[RFC PATCH 00/10] drm/panthor: Add user submission

Fri Nov 8 22:27:32 UTC 2024

On Tue, Sep 24, 2024 at 11:30:53AM +0200, Simona Vetter wrote:
> Apologies for the late reply ...
> 

Also late reply, just read this.

> On Wed, Sep 04, 2024 at 01:34:18PM +0200, Christian König wrote:
> > Hi Boris,
> > 
> > Am 04.09.24 um 13:23 schrieb Boris Brezillon:
> > > > > > > Please read up here on why that stuff isn't allowed:
> > > > > > > https://www.kernel.org/doc/html/latest/driver-api/dma-buf.html#indefinite-dma-fences
> > > > > > panthor doesn't yet have a shrinker, so all memory is pinned, which means
> > > > > > memory management easy mode.
> > > > > Ok, that at least makes things work for the moment.
> > > > Ah, perhaps this should have been spelt out more clearly ;)
> > > > 
> > > > The VM_BIND mechanism that's already in place jumps through some hoops
> > > > to ensure that memory is preallocated when the memory operations are
> > > > enqueued. So any memory required should have been allocated before any
> > > > sync object is returned. We're aware of the issue with memory
> > > > allocations on the signalling path and trying to ensure that we don't
> > > > have that.
> > > > 
> > > > I'm hoping that we don't need a shrinker which deals with (active) GPU
> > > > memory with our design.
> > > That's actually what we were planning to do: the panthor shrinker was
> > > about to rely on fences attached to GEM objects to know if it can
> > > reclaim the memory. This design relies on each job attaching its fence
> > > to the GEM mapped to the VM at the time the job is submitted, such that
> > > memory that's in-use or about-to-be-used doesn't vanish before the GPU
> > > is done.
> > 
> > Yeah and exactly that doesn't work any more when you are using user queues,
> > because the kernel has no opportunity to attach a fence for each submission.
> > 
> > > > Memory which user space thinks the GPU might
> > > > need should be pinned before the GPU work is submitted. APIs which
> > > > require any form of 'paging in' of data would need to be implemented by
> > > > the GPU work completing and being resubmitted by user space after the
> > > > memory changes (i.e. there could be a DMA fence pending on the GPU work).
> > > Hard pinning memory could work (ioctl() around gem_pin/unpin()), but
> > > that means we can't really transparently swap out GPU memory, or we
> > > have to constantly pin/unpin around each job, which means even more
> > > ioctl()s than we have now.
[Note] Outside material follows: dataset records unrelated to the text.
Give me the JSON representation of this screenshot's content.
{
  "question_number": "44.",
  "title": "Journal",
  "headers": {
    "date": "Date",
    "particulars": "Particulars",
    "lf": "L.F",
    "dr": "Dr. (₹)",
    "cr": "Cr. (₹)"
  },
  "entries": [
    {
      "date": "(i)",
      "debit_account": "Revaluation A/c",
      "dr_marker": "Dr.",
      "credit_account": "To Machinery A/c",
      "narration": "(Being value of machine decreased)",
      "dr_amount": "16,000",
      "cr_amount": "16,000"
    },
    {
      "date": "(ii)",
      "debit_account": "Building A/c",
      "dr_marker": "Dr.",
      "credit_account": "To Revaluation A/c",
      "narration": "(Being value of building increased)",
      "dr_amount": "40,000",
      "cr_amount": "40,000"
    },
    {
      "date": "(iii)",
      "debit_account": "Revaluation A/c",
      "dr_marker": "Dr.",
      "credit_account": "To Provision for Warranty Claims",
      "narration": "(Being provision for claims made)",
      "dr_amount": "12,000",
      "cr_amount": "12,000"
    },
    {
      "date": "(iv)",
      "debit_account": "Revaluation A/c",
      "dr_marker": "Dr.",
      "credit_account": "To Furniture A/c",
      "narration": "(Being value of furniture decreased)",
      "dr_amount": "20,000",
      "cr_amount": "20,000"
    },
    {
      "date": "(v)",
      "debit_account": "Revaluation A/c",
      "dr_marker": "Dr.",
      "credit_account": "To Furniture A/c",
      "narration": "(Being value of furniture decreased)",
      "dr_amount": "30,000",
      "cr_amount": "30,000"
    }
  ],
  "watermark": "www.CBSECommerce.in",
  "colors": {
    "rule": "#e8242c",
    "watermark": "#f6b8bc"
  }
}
Another option would be to add the XGS fence
> > > to the BOs attached to the VM, assuming it's created before the job
> > > submission itself, but you're no longer reducing the number of user <->
> > > kernel round trips if you do that, because you now have to create an
> > > XSG job for each submission, so you basically get back to one ioctl()
> > > per submission.
> > 
> > For AMDGPU we are currently working on the following solution with memory
> > management and user queues:
> > 
> > 1. User queues are created through an kernel IOCTL, submissions work by
> > writing into a ring buffer and ringing a doorbell.
> > 
> > 2. Each queue can request the kernel to create fences for the currently
> > pushed work for a queues which can then be attached to BOs, syncobjs,
> > syncfiles etc...
> > 
> > 3. Additional to that we have and eviction/preemption fence attached to all
> > BOs, page tables, whatever resources we need.
> > 
> > 4. When this eviction fences are requested to signal they first wait for all
> > submission fences and then suspend the user queues and block creating new
> > submission fences until the queues are restarted again.
> 
> Yup this works, at least when I play it out in my head.
> 

I just started experimenting with user submission in Xe last week and
ended up landing on a different PoC, blissfully unaware future fences /
Mesa submit thread. However, after Sima filled me in, I’ve essentially
landed on exactly what Christian is describing in Xe. I haven’t coded it
yet, but have the design in my head.

I also generally agree with Sima’s comments about having a somewhat
generic preempt fence (Christian refers to this as an eviction fence)
as well.

Additionally, I’m thinking it might be beneficial for us to add a new
'preempt' dma-resv slot to track these, which would make it easier to
enforce the ordering of submission fence signaling before preempt
fences.

Depending on bandwidth, I may post an RFC to the list soon. I’ll also
gauge the interest and bandwidth from our Mesa team to begin UMD work.

Matt

> Note that the completion fence is only deadlock free if userspace is
> really, really careful. Which in practice means you need the very
> carefully constructed rules for e.g. vulkan winsys fences, otherwise you
> do indeed deadlock.
> 
> But if you keep that promise in mind, then it works, and step 2 is
> entirely option, which means we can start userspace in a pure long-running
> compute mode where there's only eviction/preemption fences. And then if
> userspace needs a vulkan winsys fence, we can create that with step 2 as
> needed.
> 
> But the important part is that you need really strict rules on userspace
> for when step 2 is ok and won't result in deadlocks. And those rules are
> uapi, which is why I think doing this in panthor without the shrinker and
> eviction fences (i.e. steps 3&4 above) is a very bad mistake.
> 
> > This way you can still do your memory management inside the kernel (e.g.
> > move BOs from local to system memory) or even completely suspend and resume
> > applications without their interaction, but as Sima said it is just horrible
> > complicated to get right.
> > 
> > We have been working on this for like two years now and it still could be
> > that we missed something since it is not in production testing yet.
> 
> Ack.
> -Sima
> -- 
> Simona Vetter
> Software Engineer, Intel Corporation
> http://blog.ffwll.ch